One of the watershed moments of the resistance struggle was the massacre of 1960, when the South African police fired upon anti-government demonstrators at Sharpesville, killing 69. Hitherto, the ANC subscribed to a policy of non-violence. However, from Sharpesville onward, Mandela began to advocate armed struggle against the regime, declaring that popular violence was the only answer to the brutality of state violence. Mandela helped establish the ANC’s military wing, “Umkhonto we Sizwe,” or the “The Spear of the Nation.” He left the country, traveling to countries in Africa, including Algeria where he received military training from the FLN; and to Britain, where he worked to popularize the ANC’s cause. Soon after his return, he was captured by the South African police along with other ANC leaders, and sentenced to life imprisonment. Mandela went on to spend 27 years in prison, exposed to harsh living conditions and hard labor, 18 years at Robben Island off the coast of Cape Town.

Mandela’s post-1990 history, when he transitioned from newly released prisoner to statesman and celebrated international figure, is a rather complicated one. Mandela’s extraordinary contributions to the anti-apartheid struggle, his personal sacrifices (his first two marriages suffered as a result of his activism), and the personal grace he exhibited in his prison ordeal are not to be denied. But while South Africans often lament the current problems of their nation upon their current leadership — Jacob Zuma and his personal scandals throw the rosy light of nostalgia on Mandela’s reign — the status quo directly hinges on the reconciliation deal negotiated by Mandela after his release from prison.

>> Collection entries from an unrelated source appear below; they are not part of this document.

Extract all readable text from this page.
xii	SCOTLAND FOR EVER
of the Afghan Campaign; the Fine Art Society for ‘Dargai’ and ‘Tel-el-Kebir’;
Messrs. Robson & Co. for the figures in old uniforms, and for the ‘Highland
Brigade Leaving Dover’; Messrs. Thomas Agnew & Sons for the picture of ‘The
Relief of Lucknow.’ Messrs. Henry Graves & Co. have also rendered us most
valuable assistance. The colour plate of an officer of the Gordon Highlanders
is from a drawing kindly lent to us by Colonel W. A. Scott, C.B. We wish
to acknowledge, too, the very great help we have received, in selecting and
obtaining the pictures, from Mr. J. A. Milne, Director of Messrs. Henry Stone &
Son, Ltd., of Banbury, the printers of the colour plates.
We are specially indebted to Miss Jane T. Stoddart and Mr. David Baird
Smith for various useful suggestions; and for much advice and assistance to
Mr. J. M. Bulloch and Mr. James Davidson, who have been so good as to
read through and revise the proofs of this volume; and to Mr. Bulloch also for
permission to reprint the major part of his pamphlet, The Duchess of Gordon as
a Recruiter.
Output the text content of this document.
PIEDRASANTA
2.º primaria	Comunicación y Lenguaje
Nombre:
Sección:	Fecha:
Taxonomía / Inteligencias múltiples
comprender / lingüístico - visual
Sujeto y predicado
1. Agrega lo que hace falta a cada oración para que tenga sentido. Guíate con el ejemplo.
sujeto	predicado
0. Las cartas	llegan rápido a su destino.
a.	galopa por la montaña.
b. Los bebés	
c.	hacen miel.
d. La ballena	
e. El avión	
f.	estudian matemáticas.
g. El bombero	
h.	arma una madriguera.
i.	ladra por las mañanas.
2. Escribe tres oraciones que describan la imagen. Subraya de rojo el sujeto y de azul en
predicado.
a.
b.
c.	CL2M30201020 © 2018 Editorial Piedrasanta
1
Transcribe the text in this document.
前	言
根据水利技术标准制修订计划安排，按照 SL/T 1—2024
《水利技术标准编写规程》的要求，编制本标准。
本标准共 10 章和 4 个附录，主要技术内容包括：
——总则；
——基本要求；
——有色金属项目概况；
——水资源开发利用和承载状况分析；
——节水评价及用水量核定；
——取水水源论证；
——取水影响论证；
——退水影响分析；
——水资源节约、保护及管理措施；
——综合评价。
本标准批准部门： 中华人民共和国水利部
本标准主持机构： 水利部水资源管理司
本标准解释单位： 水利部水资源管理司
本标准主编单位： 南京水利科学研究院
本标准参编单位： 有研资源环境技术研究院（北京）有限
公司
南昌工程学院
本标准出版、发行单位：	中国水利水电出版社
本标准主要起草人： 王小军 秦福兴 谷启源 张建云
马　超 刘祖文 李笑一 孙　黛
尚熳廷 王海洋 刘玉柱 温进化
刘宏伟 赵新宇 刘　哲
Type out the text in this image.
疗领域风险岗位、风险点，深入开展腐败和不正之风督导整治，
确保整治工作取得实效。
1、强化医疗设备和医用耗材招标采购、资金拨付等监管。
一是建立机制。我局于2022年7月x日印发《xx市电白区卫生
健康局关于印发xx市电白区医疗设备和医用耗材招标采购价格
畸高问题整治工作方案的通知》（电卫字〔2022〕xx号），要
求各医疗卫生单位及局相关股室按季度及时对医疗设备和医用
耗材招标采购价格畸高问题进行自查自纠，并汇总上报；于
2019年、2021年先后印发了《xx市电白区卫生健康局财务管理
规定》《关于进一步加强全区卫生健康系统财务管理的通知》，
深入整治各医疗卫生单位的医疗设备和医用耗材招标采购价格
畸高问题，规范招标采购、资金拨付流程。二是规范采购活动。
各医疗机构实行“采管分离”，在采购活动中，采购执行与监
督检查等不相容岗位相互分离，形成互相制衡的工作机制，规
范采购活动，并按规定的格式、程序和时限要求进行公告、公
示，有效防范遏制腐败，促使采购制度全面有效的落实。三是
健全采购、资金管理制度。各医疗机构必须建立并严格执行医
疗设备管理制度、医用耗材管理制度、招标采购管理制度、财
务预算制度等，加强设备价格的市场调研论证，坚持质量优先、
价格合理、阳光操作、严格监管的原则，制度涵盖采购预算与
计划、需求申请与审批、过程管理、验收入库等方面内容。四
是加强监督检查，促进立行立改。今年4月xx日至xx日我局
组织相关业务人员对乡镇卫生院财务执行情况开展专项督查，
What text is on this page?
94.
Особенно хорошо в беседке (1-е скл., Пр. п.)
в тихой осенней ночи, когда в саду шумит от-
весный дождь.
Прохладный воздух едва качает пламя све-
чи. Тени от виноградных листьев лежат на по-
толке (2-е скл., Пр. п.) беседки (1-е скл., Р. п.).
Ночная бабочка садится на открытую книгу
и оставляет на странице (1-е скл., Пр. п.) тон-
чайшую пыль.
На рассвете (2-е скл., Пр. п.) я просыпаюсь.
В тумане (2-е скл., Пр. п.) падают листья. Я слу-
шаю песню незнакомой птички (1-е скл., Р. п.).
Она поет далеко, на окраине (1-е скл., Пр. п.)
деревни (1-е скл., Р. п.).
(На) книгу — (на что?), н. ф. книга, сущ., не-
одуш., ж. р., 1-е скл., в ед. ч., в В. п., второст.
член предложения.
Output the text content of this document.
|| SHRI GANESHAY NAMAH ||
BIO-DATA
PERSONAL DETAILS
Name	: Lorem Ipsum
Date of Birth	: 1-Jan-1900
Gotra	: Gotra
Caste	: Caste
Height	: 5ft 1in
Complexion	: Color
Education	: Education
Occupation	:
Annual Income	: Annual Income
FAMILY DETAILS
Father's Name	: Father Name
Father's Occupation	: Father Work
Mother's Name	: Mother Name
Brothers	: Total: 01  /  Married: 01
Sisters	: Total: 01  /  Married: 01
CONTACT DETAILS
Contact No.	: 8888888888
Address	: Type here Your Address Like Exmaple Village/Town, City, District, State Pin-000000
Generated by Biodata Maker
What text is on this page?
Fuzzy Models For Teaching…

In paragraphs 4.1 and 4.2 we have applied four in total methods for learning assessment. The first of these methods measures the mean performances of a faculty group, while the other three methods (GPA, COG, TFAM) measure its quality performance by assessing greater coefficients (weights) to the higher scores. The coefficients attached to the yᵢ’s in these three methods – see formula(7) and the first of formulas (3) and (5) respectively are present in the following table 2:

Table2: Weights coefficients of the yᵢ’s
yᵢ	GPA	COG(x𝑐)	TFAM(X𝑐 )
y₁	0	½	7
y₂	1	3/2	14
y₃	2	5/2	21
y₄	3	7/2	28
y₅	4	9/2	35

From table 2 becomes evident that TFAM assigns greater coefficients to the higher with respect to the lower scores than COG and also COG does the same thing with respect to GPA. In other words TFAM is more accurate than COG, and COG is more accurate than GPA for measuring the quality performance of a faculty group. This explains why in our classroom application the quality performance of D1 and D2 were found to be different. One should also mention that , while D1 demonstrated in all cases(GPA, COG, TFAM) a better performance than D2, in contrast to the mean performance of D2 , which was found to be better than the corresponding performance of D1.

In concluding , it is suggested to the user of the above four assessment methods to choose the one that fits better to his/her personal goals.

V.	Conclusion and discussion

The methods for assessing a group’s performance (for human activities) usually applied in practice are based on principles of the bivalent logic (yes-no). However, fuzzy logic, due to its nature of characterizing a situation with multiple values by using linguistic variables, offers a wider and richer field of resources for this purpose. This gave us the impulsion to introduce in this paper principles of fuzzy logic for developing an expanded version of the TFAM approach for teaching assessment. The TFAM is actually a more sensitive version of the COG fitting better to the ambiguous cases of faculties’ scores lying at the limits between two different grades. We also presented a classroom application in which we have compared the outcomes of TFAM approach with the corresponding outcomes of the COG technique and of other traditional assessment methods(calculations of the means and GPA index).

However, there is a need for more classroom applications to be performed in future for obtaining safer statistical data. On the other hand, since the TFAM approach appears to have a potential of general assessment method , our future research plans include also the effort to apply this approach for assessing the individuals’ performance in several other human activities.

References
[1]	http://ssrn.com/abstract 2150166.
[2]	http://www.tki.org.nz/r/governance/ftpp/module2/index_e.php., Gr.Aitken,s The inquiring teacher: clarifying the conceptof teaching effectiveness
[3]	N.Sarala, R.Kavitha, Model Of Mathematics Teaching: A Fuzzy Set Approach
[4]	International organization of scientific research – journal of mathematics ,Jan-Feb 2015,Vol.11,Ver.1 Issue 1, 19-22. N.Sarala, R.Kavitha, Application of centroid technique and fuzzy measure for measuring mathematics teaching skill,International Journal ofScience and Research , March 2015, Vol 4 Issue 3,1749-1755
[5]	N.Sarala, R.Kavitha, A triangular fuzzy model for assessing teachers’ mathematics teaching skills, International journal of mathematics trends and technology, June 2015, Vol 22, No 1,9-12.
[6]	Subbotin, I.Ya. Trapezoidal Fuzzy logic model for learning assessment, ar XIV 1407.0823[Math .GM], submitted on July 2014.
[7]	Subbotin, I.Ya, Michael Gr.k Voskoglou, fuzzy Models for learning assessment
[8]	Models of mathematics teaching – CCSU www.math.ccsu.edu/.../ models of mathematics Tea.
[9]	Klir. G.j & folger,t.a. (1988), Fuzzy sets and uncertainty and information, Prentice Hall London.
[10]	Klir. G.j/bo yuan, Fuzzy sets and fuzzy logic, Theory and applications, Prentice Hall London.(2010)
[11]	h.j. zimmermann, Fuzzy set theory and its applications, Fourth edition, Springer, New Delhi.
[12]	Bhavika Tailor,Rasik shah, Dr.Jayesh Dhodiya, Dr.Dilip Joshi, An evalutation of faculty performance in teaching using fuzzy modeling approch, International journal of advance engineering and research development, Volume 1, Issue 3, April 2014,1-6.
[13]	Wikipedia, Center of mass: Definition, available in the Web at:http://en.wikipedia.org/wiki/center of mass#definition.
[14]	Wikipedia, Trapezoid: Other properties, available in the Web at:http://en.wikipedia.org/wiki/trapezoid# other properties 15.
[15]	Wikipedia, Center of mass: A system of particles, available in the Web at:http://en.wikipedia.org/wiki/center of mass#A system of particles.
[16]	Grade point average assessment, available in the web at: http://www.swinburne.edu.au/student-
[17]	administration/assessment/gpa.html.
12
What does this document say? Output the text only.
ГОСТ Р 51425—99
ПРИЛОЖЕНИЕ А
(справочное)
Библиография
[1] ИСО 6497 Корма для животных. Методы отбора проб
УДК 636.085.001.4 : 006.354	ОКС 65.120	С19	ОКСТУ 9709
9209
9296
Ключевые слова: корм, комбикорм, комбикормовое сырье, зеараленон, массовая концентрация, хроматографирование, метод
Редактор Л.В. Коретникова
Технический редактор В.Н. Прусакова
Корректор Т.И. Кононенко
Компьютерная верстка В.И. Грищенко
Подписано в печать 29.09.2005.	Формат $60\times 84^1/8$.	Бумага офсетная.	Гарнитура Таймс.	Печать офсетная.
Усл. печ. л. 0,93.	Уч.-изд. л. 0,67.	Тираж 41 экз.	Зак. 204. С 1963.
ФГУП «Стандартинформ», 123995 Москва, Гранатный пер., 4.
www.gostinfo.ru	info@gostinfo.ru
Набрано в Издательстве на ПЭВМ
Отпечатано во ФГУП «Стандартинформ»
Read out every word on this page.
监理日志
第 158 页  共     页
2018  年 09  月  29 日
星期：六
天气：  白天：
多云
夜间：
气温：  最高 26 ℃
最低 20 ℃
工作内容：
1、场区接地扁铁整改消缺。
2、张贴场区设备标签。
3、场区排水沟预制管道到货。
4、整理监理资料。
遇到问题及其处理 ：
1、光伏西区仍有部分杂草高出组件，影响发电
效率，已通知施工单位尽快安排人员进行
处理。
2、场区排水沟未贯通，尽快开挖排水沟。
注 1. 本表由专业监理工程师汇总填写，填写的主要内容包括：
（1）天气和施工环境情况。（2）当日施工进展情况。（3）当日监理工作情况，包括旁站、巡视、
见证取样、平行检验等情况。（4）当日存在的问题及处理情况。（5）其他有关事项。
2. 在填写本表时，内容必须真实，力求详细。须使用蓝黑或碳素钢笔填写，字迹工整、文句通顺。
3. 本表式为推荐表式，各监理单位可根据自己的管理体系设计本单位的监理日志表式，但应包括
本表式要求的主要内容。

Mandela, the ANC leaders and their allies of the 1950s and 1960s saw economic redistribution to be one of the key aspects of their program. After his release from prison, however, Mandela agreed to protect property rights and continue conservative macroeconomic policies in exchange for full political equality. This step brought about electoral freedom for South Africans, but institutionalized apartheid-era inequality under the global regime of neoliberalism. The result is that the economy continues to benefit a highly skilled minority while leaving millions of black South Africans structurally unemployed — leaving the shantytowns and ghettos intact, this time under the structures of economic segregation rather than overt racial oppression. The ANC’s main economic reform, the Black Economic Empowerment, and its counterparts in the South African Indian community, created a rich elite that enjoys a portion of the wealth still ensconced in the hands of apartheid-era and multinational oligarchs.

While democracy espouses the decisions of the many, the hybrid frankenstein of democracy and capitalism that is effectively installed in nations worldwide actually privileges the few. Mandela’s post-1990 choice invokes pragmatism, the choice of an elder veteran of struggle who believed in limited, practical outcomes rather than broad-based, revolutionary change. However, the consequence has been the sense of moral bankruptcy that has set in the Rainbow Nation after the period of hope and uplift following his tenure. As with the grim electoral outcome in Egypt, one sees that democracy in and of itself becomes the stage of misdirection for the mechanics of power wielded by entrenched interests unwilling to distribute common resources to the masses.